Welcome, blog readers, to another installment of Pick-a-Poem! Each week we feature a new poet and their work here on the blog. We find these new poems through Poetry Daily, which is a great site to check out if you want a daily dose of poetry. This week we feature Girl Reading the Aeneid on the Subway by Ann Lauinger.
According to her page on Poetry Daily, Ann Lauinger has written two books of poetry, Persuasions of Fall (2004) — winner of the Agha Shahid Ali Prize — and Against Butterflies (2013). Her work has recently appeared in Common Ground Review, Spillway, and the anthology A Slant of Light: Contemporary Women Writers of the Hudson Valley. She is a member of the literature faculty at Sarah Lawrence College.

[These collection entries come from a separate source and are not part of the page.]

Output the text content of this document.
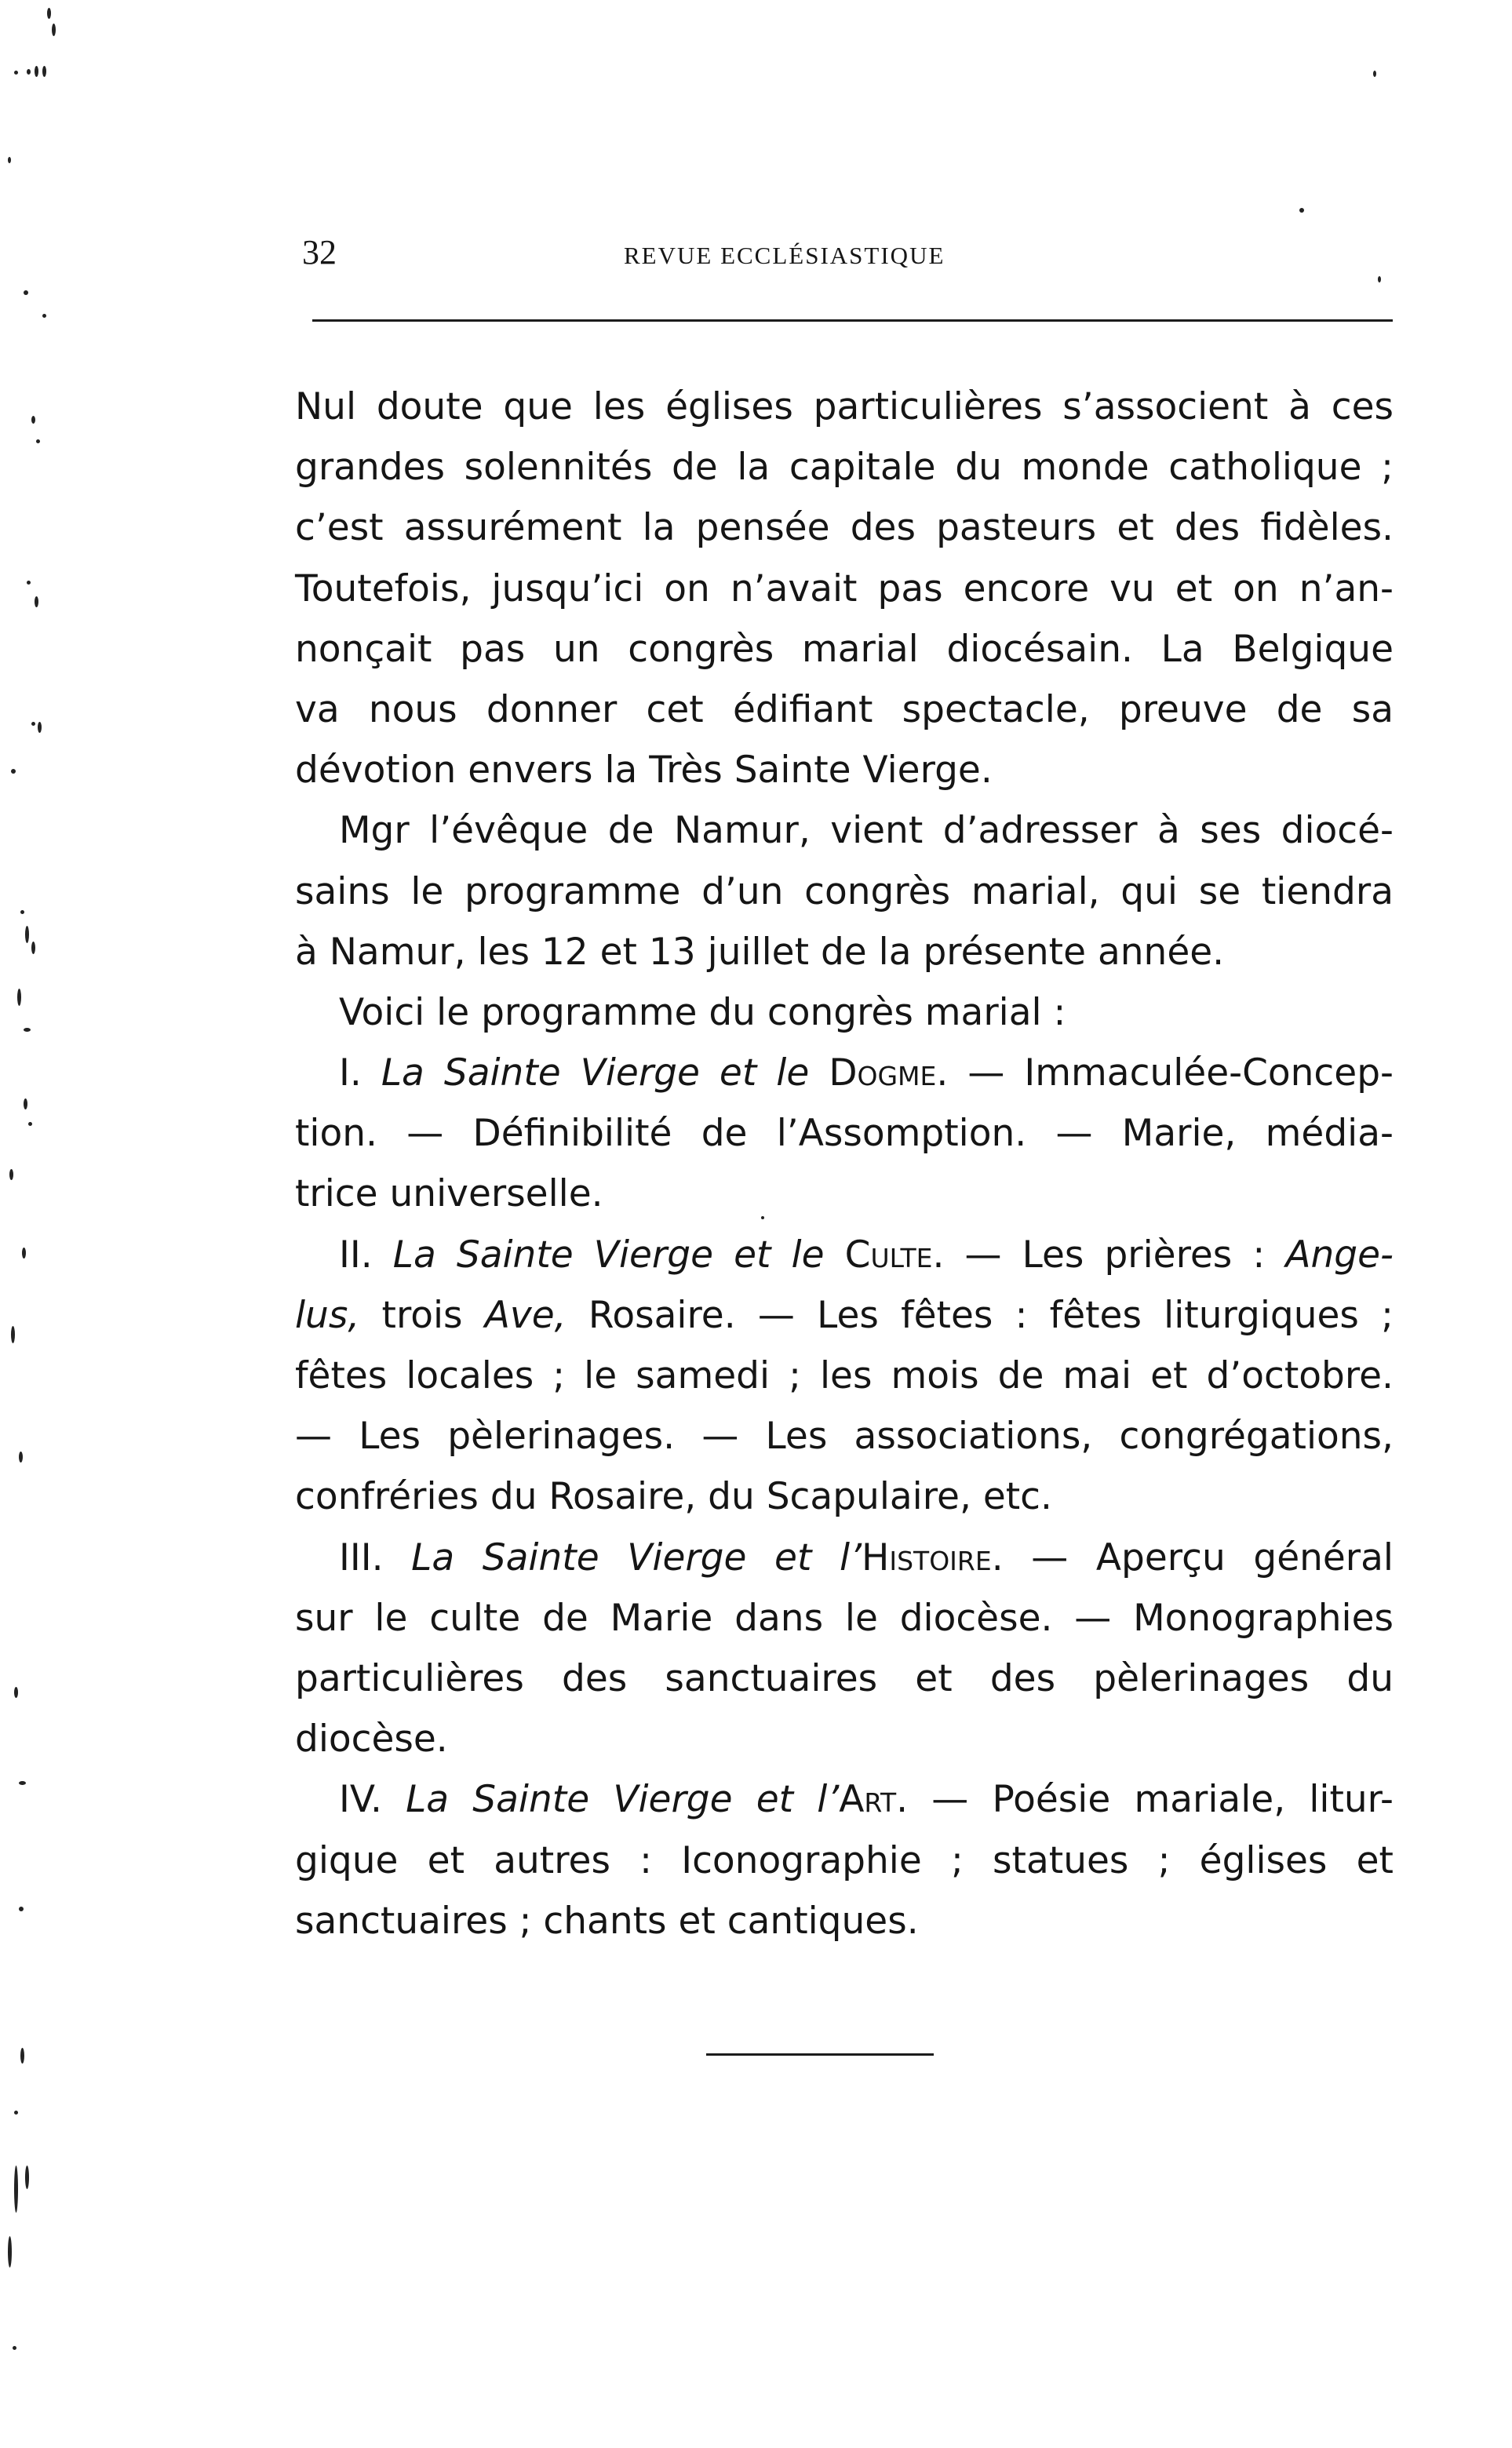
32	REVUE ECCLÉSIASTIQUE
Nul doute que les églises particulières s’associent à ces
grandes solennités de la capitale du monde catholique ;
c’est assurément la pensée des pasteurs et des fidèles.
Toutefois, jusqu’ici on n’avait pas encore vu et on n’an-
nonçait pas un congrès marial diocésain. La Belgique
va nous donner cet édifiant spectacle, preuve de sa
dévotion envers la Très Sainte Vierge.
Mgr l’évêque de Namur, vient d’adresser à ses diocé-
sains le programme d’un congrès marial, qui se tiendra
à Namur, les 12 et 13 juillet de la présente année.
Voici le programme du congrès marial :
I. La Sainte Vierge et le Dogme. — Immaculée-Concep-
tion. — Définibilité de l’Assomption. — Marie, média-
trice universelle.
II. La Sainte Vierge et le Culte. — Les prières : Ange-
lus, trois Ave, Rosaire. — Les fêtes : fêtes liturgiques ;
fêtes locales ; le samedi ; les mois de mai et d’octobre.
— Les pèlerinages. — Les associations, congrégations,
confréries du Rosaire, du Scapulaire, etc.
III. La Sainte Vierge et l’Histoire. — Aperçu général
sur le culte de Marie dans le diocèse. — Monographies
particulières des sanctuaires et des pèlerinages du
diocèse.
IV. La Sainte Vierge et l’Art. — Poésie mariale, litur-
gique et autres : Iconographie ; statues ; églises et
sanctuaires ; chants et cantiques.
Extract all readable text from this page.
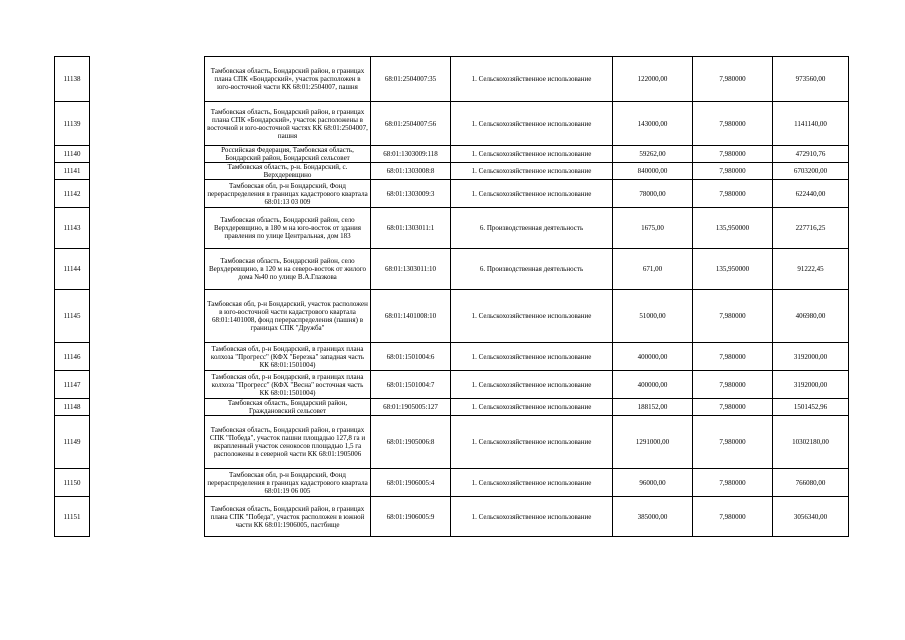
11138		Тамбовская область, Бондарский район, в границах плана СПК «Бондарский», участок расположен в юго-восточной части КК 68:01:2504007, пашня	68:01:2504007:35	1. Сельскохозяйственное использование	122000,00	7,980000	973560,00
11139		Тамбовская область, Бондарский район, в границах плана СПК «Бондарский», участок расположены в восточной и юго-восточной частях КК 68:01:2504007, пашня	68:01:2504007:56	1. Сельскохозяйственное использование	143000,00	7,980000	1141140,00
11140		Российская Федерация, Тамбовская область, Бондарский район, Бондарский сельсовет	68:01:1303009:118	1. Сельскохозяйственное использование	59262,00	7,980000	472910,76
11141		Тамбовская область, р-н. Бондарский, с. Верхдеревщино	68:01:1303008:8	1. Сельскохозяйственное использование	840000,00	7,980000	6703200,00
11142		Тамбовская обл, р-н Бондарский, Фонд перераспределения в границах кадастрового квартала 68:01:13 03 009	68:01:1303009:3	1. Сельскохозяйственное использование	78000,00	7,980000	622440,00
11143		Тамбовская область, Бондарский район, село Верхдеревщино, в 180 м на юго-восток от здания правления по улице Центральная, дом 183	68:01:1303011:1	6. Производственная деятельность	1675,00	135,950000	227716,25
11144		Тамбовская область, Бондарский район, село Верхдеревщино, в 120 м на северо-восток от жилого дома №40 по улице В.А.Глазкова	68:01:1303011:10	6. Производственная деятельность	671,00	135,950000	91222,45
11145		Тамбовская обл, р-н Бондарский, участок расположен в юго-восточной части кадастрового квартала 68:01:1401008, фонд перераспределения (пашня) в границах СПК "Дружба"	68:01:1401008:10	1. Сельскохозяйственное использование	51000,00	7,980000	406980,00
11146		Тамбовская обл, р-н Бондарский, в границах плана колхоза "Прогресс" (КФХ "Березка" западная часть КК 68:01:1501004)	68:01:1501004:6	1. Сельскохозяйственное использование	400000,00	7,980000	3192000,00
11147		Тамбовская обл, р-н Бондарский, в границах плана колхоза "Прогресс" (КФХ "Весна" восточная часть КК 68:01:1501004)	68:01:1501004:7	1. Сельскохозяйственное использование	400000,00	7,980000	3192000,00
11148		Тамбовская область, Бондарский район, Граждановский сельсовет	68:01:1905005:127	1. Сельскохозяйственное использование	188152,00	7,980000	1501452,96
11149		Тамбовская область, Бондарский район, в границах СПК "Победа", участок пашни площадью 127,8 га и вкрапленный участок сенокосов площадью 1,5 га расположены в северной части КК 68:01:1905006	68:01:1905006:8	1. Сельскохозяйственное использование	1291000,00	7,980000	10302180,00
11150		Тамбовская обл, р-н Бондарский, Фонд перераспределения в границах кадастрового квартала 68:01:19 06 005	68:01:1906005:4	1. Сельскохозяйственное использование	96000,00	7,980000	766080,00
11151		Тамбовская область, Бондарский район, в границах плана СПК "Победа", участок расположен в южной части КК 68:01:1906005, пастбище	68:01:1906005:9	1. Сельскохозяйственное использование	385000,00	7,980000	3056340,00
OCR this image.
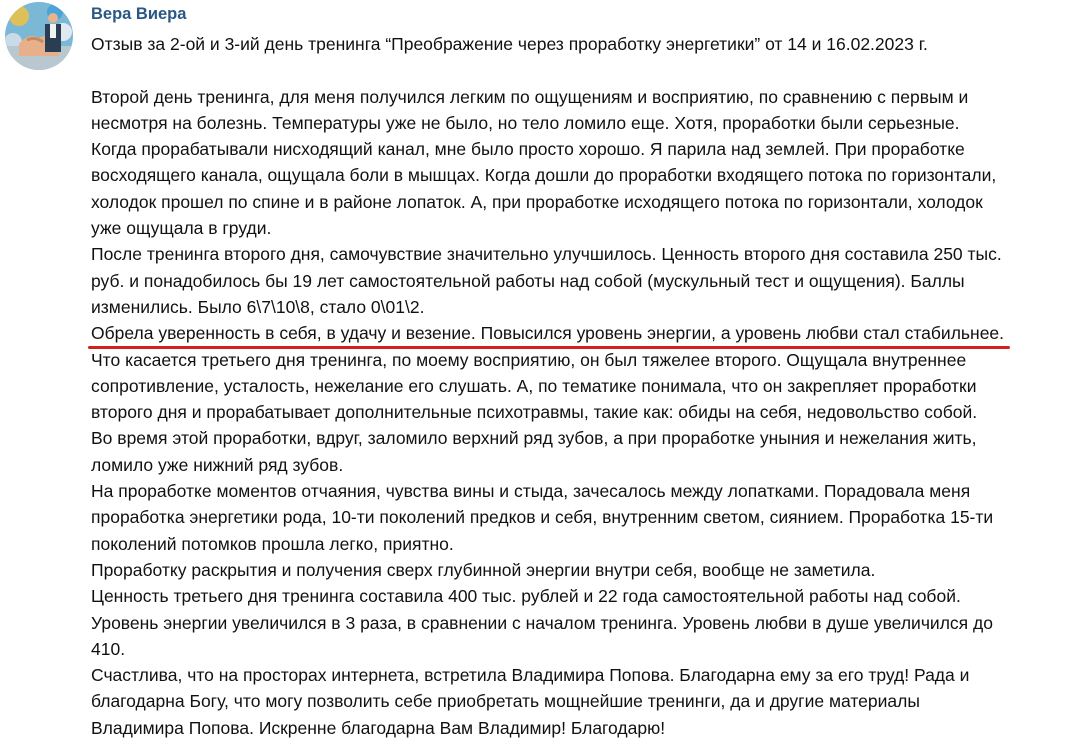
Вера Виера

Отзыв за 2-ой и 3-ий день тренинга “Преображение через проработку энергетики” от 14 и 16.02.2023 г.

Второй день тренинга, для меня получился легким по ощущениям и восприятию, по сравнению с первым и

несмотря на болезнь. Температуры уже не было, но тело ломило еще. Хотя, проработки были серьезные.

Когда прорабатывали нисходящий канал, мне было просто хорошо. Я парила над землей. При проработке

восходящего канала, ощущала боли в мышцах. Когда дошли до проработки входящего потока по горизонтали,

холодок прошел по спине и в районе лопаток. А, при проработке исходящего потока по горизонтали, холодок

уже ощущала в груди.

После тренинга второго дня, самочувствие значительно улучшилось. Ценность второго дня составила 250 тыс.

руб. и понадобилось бы 19 лет самостоятельной работы над собой (мускульный тест и ощущения). Баллы

изменились. Было 6\7\10\8, стало 0\01\2.

Обрела уверенность в себя, в удачу и везение. Повысился уровень энергии, а уровень любви стал стабильнее.

Что касается третьего дня тренинга, по моему восприятию, он был тяжелее второго. Ощущала внутреннее

сопротивление, усталость, нежелание его слушать. А, по тематике понимала, что он закрепляет проработки

второго дня и прорабатывает дополнительные психотравмы, такие как: обиды на себя, недовольство собой.

Во время этой проработки, вдруг, заломило верхний ряд зубов, а при проработке уныния и нежелания жить,

ломило уже нижний ряд зубов.

На проработке моментов отчаяния, чувства вины и стыда, зачесалось между лопатками. Порадовала меня

проработка энергетики рода, 10-ти поколений предков и себя, внутренним светом, сиянием. Проработка 15-ти

поколений потомков прошла легко, приятно.

Проработку раскрытия и получения сверх глубинной энергии внутри себя, вообще не заметила.

Ценность третьего дня тренинга составила 400 тыс. рублей и 22 года самостоятельной работы над собой.

Уровень энергии увеличился в 3 раза, в сравнении с началом тренинга. Уровень любви в душе увеличился до

410.

Счастлива, что на просторах интернета, встретила Владимира Попова. Благодарна ему за его труд! Рада и

благодарна Богу, что могу позволить себе приобретать мощнейшие тренинги, да и другие материалы

Владимира Попова. Искренне благодарна Вам Владимир! Благодарю!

Girl Reading the Aeneid on the Subway by Ann Lauinger
What she makes of all that myth and destiny
Is anybody’s guess. Other towers
For other times. Of course it’s also ours,
The ten-years’ war, but she’s too young for history.
Poor Aeneas, predestined to succeed
And mean to Dido, gets no sympathy
From most her age. Yet, brushing absently
Her pale hair from light eyes, she seems to read
Intently, concentrating from her perch,
A sunlit bird oblivious to this grotto
Of sibylline scraps, of earbuds’ rhythmic sotto
Voce boom, of medicated lurch.
What’s at our backs, the weight by which we’re driven,
Unhinges us—the great ones more than most,
Who know, though desert-bleached and tempest-tossed,
That to be great is not to be forgiven.
Not that it’s safer or saner to be small.
Look at us, jolted down tracks in loveless tandem,
The endless ride to inquietude, our random
Days without distinction, nights in free fall.
She rises, marks her place with a neat, white square
And zips in her bag the journeys and the wars.
I glimpse her rising still beyond shut doors,
Fate dangling from a strap, to meet the upper air.